The 11 October, 2011 issue of JAMA (Journal of the American Medical Association) published the results of a study on prevention of prostate cancer with the antioxidants Vitamin E and selenium. An initial evaluation in early 2008 showed no effect. But an evaluation after a longer period of observation showed that there was a statistically significant increase of 17% in the risk of prostate cancer among 35,000 men who took the supplements. The amount of selenium they took was 200 micrograms (multivitamin pills contain 50 micrograms) and 400 International Units of  vitamin  E (multivitamin pills contain 50-200 I.U.).

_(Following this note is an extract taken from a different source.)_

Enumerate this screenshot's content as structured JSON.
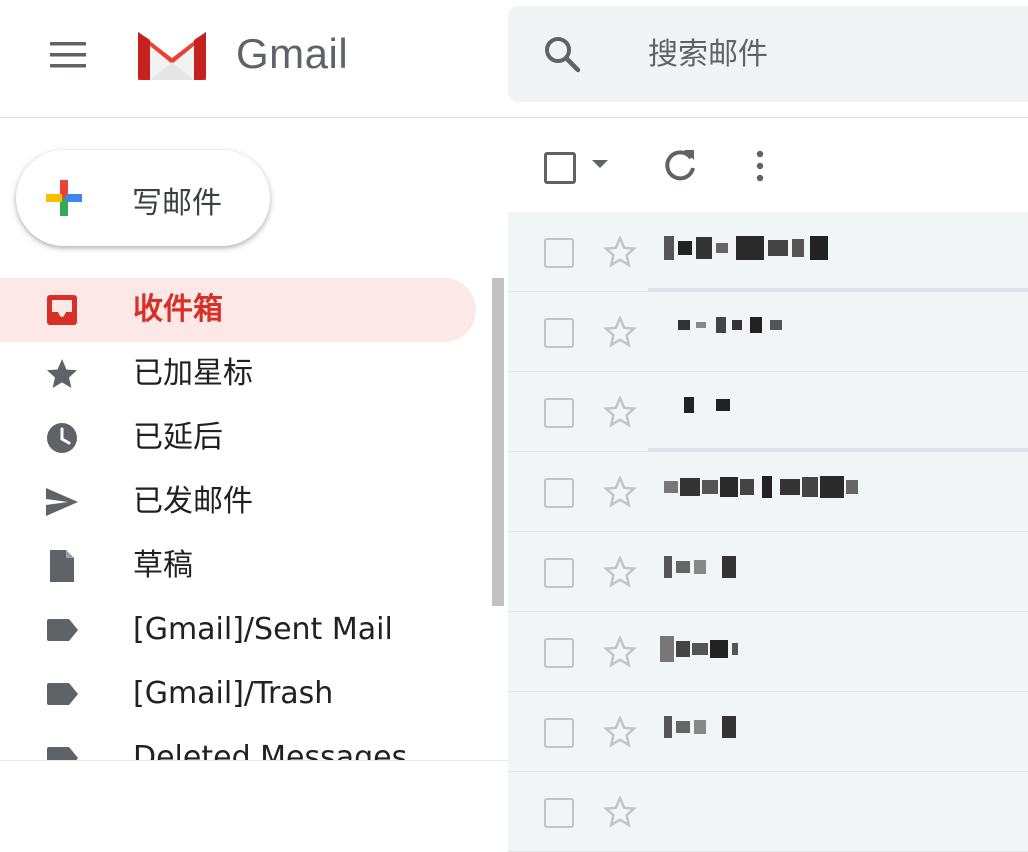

This brings up another issue: is there a relationship between the dose taken and the degree of risk? Could a lower dose engender risk, albeit of a lower magnitude? What is a safe dose? The answers to such questions are still unknown. Of course there are situations where supplementation is beneficial. Folic acid taken by pregnant women reduces the risk of spina bifida in newborns. Bleeding can cause iron deficiency anemia and may require iron supplementation. Liver disease can cause vitamin K deficiency and dysfunction of the coagulation system. Older people, especially women, require calcium and vitamin D supplements to avoid osteoporosis and its complications. All those, and other examples require careful evaluation by a physician.

As these and other studies showed -more is not better. And hedging your bets, it turns out, is not as harmless as we thought.

Dov Michaeli MD PhD is a basic researcher writing at The Doctor Weighs In.

One thought on “Dietary Supplements? They Never Made Sense

  1. Have you truly looked at the two recent studies you mention which I believe are the basis of your argument?

    Observational studies based on a few questionnaires over a long time period? You call that a way to obtain good data? These studies were a hit piece, and you used your bias to promote it.

    By your same logic I would assume that in southern new jersey we are at above average risk for earthquakes and hurricanes because I clearly remember having them occur recently. Your logic is faulty. Go back and look in depth at how the studies were conducted.